Jihad

Muslims are sharply divided among themselves in their understandings of the term jihad, an Arabic term meaning "struggle." This is evident in the fact that over the centuries they have come to distinguish between different forms of jihad with varying nuances. In one reading, jihad might refer to legally-sanctioned defensive armed combat against one’s enemies. For example, the early Muslim community invoked this reading of jihad when besieged by the Quraysh, the dominant tribe in the city of Mecca when Muhammad began preaching a message that they felt socially and economically threatened by. The early Muslim community’s ongoing war with the Quraysh and its allies provided a blueprint for Islamic just war concepts that have been interpreted in varying ways since.

With the rise of Arab imperial power in the eighth and ninth centuries yet another layer of meaning came to be associated with military jihad as the term was invoked in the rhetoric of empire building and the legitimization of Muslim hegemony over non-Muslims and later over Muslims whose religious practice was perceived to be incorrect. This triumphalist interpretation of jihad was called upon during periods of conquest and reform, for example, during the reformist jihad of the Hausa leader and Islamic scholar Usman Dan Fodio (d. 1817) in what is now Nigeria.
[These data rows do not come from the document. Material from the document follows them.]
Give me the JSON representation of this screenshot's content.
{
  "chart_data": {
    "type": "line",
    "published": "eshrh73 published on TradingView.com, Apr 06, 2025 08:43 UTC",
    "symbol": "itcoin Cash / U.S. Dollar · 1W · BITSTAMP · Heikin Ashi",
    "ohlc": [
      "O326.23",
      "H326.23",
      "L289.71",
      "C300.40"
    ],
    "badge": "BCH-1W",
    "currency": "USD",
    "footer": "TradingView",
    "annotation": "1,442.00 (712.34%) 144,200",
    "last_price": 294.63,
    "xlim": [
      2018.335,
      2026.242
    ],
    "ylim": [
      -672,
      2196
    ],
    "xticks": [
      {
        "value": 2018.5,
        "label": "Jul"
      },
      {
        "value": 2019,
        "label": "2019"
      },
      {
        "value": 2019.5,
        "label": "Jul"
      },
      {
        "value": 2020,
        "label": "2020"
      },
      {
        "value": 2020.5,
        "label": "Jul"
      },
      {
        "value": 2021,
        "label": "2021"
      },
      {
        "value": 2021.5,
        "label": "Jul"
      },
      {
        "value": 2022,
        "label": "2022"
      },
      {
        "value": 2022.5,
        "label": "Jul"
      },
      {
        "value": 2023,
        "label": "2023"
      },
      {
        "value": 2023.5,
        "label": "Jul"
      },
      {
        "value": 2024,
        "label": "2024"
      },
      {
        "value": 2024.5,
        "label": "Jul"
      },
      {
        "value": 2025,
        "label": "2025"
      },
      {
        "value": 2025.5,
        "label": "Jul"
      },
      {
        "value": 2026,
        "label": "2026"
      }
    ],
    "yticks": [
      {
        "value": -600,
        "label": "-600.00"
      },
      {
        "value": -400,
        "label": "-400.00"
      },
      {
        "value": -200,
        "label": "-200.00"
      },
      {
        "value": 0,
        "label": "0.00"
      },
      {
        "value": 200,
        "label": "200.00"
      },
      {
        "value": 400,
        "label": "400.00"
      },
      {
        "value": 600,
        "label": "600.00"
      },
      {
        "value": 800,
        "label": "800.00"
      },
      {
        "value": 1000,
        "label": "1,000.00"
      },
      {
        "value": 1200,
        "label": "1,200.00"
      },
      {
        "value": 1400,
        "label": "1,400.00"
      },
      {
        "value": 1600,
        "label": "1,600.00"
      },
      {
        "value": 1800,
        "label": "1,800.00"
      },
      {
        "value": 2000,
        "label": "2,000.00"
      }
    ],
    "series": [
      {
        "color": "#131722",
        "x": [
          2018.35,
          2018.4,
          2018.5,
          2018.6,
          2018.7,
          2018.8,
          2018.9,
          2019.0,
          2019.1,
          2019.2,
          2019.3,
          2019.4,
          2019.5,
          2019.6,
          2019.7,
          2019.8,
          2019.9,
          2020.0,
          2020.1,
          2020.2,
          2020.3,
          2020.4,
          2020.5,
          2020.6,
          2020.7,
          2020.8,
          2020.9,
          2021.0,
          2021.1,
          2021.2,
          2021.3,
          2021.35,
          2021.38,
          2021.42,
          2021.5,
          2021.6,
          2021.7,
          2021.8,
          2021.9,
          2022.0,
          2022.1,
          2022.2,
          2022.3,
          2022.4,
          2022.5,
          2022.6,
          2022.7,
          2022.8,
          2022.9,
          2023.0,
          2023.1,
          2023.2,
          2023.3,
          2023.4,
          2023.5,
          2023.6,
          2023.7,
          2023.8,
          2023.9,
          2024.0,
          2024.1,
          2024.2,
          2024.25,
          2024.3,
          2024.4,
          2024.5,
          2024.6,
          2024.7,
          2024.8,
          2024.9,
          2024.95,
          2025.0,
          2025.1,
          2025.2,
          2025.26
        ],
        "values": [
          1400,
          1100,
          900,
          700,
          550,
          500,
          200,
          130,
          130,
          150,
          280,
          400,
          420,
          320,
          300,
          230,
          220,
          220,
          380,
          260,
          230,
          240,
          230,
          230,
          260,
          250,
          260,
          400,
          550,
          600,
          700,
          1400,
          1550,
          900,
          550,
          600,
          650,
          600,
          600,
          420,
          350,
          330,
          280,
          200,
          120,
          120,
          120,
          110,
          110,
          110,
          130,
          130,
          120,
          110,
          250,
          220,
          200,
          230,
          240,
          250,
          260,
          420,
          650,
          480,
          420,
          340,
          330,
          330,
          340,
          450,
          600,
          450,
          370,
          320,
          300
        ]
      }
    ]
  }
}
In the nineteenth and twentieth centuries, as European colonialism and nationalism swept across many Muslim societies, jihad became an ideology of resistance. Anti-imperialist movements in India, Sudan, North Africa, and Palestine appropriated the concept of jihad to mobilize Muslim populations against Western imperial powers. French colonial forces in Algeria were met by ‘Abd al-Qadir al-Jaza’iri (d. 1883), a scholar and Qadiri Sufi who is remembered by Algerians today as a national hero whose anti-colonial stance was deeply informed by his faith.

Jihad was also invoked against regimes that came into power after the colonial governments fell. Sayyid Qutb (d. 1966), a prominent member of the Egyptian Muslim Brotherhood, opposed the regime of President Gamal ‘Abdel Nasser, asserting that it was contrary to Islamic principles. During nearly a decade of imprisonment and torture, Qutb called for the overthrow of “un-Islamic” regimes by violence if necessary and invoked the doctrine of jihad. His writings continue to inspire radical groups that use the concept of jihad to justify violence. The most significant reinterpretation of jihad in recent times took place in the context of the Cold War when a coalition of several nations, led by the United States, co-opted and endorsed a militant form of jihad in their battle against communism after the Soviet Union invaded Afghanistan in 1979.

These are not the only possible meanings of jihad, or even the most popular meanings as understood by Muslims through time and space. Muslims also speak of a jihad of the tongue and jihad of the pen as ways to express the teachings of Islam. Some Muslims have understood jihad in ethical terms, conceiving of it as a person’s inner struggle against the impulses of the ego, such as greed, anger, and jealousy—what the Prophet Muhammad himself referred to as the “greater jihad.”

In another sense, some Muslims consider jihad to be a human being’s struggle to fulfill one’s obligations to family and society. In the context of the modern nation state, jihad has been used to refer to a state-sponsored program that is non-military in nature. For example, President Bourguiba of Tunisia and General Musharraf of Pakistan employed the term in the context of eliminating illiteracy, poverty, and economic stagnation to promote economic and social development in their countries.